Exactly my point. This was pushed through, despite significant pushback, by a few members of the working group with very strong opinions.

I'll back out of the discussion now because it doesn't seem to be going anywhere, but I am disappointed by the process here.

pyronaur commented 1 year ago

Exactly my point. This was pushed through, despite significant pushback, by a few members of the working group with very strong opinions.

I'll back out of the discussion now because it doesn't seem to be going anywhere, but I am disappointed by the process here.

This is why I don't even attempt to participate in the discussion.

If Scss syntax can't be used, I don't care what the outcome is, I'll still use a preprocessor anyway.

If efficiency is what browsers care about, maybe a new "efficient syntax" needs to be created instead and we should all use prepeocessor of choice to compile to that.
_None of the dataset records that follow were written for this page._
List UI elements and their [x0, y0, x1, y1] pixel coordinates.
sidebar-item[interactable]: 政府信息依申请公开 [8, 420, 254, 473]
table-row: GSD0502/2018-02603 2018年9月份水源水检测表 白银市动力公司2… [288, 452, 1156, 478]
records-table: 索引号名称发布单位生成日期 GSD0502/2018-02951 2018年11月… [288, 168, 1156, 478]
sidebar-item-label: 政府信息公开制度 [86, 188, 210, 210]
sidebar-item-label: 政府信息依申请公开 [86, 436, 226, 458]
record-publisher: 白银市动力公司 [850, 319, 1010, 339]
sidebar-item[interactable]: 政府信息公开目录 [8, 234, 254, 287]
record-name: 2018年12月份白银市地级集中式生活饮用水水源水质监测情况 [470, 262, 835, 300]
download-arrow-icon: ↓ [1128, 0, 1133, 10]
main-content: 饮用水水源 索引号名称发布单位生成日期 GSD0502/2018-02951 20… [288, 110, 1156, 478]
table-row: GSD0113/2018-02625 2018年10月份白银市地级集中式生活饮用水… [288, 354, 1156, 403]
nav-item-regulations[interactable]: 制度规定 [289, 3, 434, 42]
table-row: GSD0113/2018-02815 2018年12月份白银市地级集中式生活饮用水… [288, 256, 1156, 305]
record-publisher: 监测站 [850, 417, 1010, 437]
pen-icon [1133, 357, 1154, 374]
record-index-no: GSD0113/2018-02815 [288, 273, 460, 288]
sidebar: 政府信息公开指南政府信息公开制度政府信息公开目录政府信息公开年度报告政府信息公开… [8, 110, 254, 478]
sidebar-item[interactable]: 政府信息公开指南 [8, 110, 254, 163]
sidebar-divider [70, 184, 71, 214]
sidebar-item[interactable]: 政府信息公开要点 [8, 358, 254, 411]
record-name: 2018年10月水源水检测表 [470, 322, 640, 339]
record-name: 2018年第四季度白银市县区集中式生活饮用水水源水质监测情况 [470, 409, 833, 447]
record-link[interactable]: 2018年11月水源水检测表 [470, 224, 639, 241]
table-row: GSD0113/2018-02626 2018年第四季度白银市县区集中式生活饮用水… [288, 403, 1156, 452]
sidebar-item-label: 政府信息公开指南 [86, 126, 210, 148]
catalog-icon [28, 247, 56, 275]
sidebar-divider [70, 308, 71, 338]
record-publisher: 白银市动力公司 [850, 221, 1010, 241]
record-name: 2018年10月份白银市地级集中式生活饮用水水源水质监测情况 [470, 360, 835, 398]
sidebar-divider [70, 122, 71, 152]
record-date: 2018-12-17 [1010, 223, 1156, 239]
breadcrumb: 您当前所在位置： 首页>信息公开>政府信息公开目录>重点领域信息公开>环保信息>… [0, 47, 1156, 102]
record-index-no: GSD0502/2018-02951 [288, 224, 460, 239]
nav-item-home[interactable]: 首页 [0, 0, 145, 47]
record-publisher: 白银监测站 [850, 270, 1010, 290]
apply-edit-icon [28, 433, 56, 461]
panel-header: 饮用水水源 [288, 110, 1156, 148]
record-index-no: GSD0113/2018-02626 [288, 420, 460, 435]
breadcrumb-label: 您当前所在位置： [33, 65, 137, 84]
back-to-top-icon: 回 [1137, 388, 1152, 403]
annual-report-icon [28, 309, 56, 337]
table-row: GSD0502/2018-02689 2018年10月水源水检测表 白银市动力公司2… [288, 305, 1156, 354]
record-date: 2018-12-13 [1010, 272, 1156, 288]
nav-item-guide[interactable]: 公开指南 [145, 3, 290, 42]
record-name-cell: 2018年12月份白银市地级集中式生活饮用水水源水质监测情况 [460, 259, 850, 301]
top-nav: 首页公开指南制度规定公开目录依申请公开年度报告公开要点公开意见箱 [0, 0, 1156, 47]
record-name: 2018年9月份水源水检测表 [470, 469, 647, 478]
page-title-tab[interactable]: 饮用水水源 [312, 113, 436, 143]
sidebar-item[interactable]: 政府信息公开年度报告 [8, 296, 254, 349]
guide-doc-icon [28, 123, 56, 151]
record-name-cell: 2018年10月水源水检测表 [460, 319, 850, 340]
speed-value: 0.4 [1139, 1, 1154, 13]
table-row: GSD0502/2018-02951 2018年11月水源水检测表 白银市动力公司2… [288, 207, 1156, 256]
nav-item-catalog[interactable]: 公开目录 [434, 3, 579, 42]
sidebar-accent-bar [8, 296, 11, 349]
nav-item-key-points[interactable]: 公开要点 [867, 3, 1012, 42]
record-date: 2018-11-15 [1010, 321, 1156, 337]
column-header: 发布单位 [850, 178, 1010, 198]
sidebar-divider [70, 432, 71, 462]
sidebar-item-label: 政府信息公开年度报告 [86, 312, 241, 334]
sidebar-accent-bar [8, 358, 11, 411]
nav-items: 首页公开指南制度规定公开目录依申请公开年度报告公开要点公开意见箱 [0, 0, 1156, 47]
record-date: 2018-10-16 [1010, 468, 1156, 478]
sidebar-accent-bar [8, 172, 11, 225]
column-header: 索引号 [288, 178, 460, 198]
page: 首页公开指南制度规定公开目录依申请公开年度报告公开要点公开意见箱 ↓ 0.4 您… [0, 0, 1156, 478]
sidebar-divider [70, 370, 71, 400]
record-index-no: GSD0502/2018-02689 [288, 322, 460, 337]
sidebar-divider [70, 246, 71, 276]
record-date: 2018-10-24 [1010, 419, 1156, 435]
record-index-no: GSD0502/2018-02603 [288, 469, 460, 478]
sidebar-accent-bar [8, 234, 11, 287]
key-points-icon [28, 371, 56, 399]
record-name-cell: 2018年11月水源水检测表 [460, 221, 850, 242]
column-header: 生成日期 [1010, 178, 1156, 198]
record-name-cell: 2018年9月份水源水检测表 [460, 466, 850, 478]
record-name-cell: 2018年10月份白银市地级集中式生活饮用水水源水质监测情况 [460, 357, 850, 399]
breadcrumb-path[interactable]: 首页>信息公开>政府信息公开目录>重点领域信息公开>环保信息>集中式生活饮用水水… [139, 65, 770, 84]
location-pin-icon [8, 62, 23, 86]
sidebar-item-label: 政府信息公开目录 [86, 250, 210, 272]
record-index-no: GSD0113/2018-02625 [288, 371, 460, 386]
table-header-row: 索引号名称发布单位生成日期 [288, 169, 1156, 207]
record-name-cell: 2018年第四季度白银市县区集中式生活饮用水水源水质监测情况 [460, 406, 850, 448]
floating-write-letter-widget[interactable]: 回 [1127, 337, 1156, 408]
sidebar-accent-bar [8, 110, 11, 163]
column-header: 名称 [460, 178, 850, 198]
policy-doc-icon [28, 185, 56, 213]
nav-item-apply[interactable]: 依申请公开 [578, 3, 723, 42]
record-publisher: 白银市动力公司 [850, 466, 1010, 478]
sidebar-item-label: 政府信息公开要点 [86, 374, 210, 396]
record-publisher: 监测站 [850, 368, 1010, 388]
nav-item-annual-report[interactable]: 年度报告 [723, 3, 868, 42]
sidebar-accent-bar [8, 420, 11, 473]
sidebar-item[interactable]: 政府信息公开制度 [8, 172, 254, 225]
cdoublev commented 1 year ago

The spec is now updated to Option 3, after a quick hack session with @argyleink

Can you please clarify why consume a style block's content looks for an identifier or a functional notation to consume a declaration? Is it to anticipate a future declaration syntax?

  • <ident-token>
  • <function-token>
  • <function> Reconsume the current input token. Initialize a temporary list, initially empty. As long as the next input token is anything other than a <semicolon-token> or <EOF-token> , consume a component value and append it to the temporary list. Consume a declaration from the temporary list. If anything was returned, append it to decls .
LeaVerou commented 1 year ago

@cdoublev See https://github.com/w3c/csswg-drafts/issues/7834#issuecomment-1283019419

devongovett commented 1 year ago

Should this issue be closed, or is something still outstanding here? I see the spec was updated already in d30c9f6. I have implemented the changes in Lightning CSS (https://github.com/parcel-bundler/lightningcss/pull/340) as well, and will ship soon behind a flag, but if more changes are expected I will hold off.

tabatkins commented 1 year ago

Note just as a general rule that anything is subject to change until a browser ships it to their stable channel and it starts being used by a non-trivial number of pages, so that changing it would cause too much breakage.

That said, I personally do not believe it will change further from where it currently is.

fantasai commented 1 year ago

The CSSWG resolved on Option 3 as described in these minutes.

LeaVerou commented 1 year ago

@tabatkins do you happen to know what happened to the Markdown file of proposals? I just looked it up for a TAG discussion and it appears to have been deleted (I could only find it in the history, here)

tabatkins commented 1 year ago

Yeah, I deleted it earlier this month; it didn't seem like it was still needed. If you want to preserve it as an artifact, feel free to do so.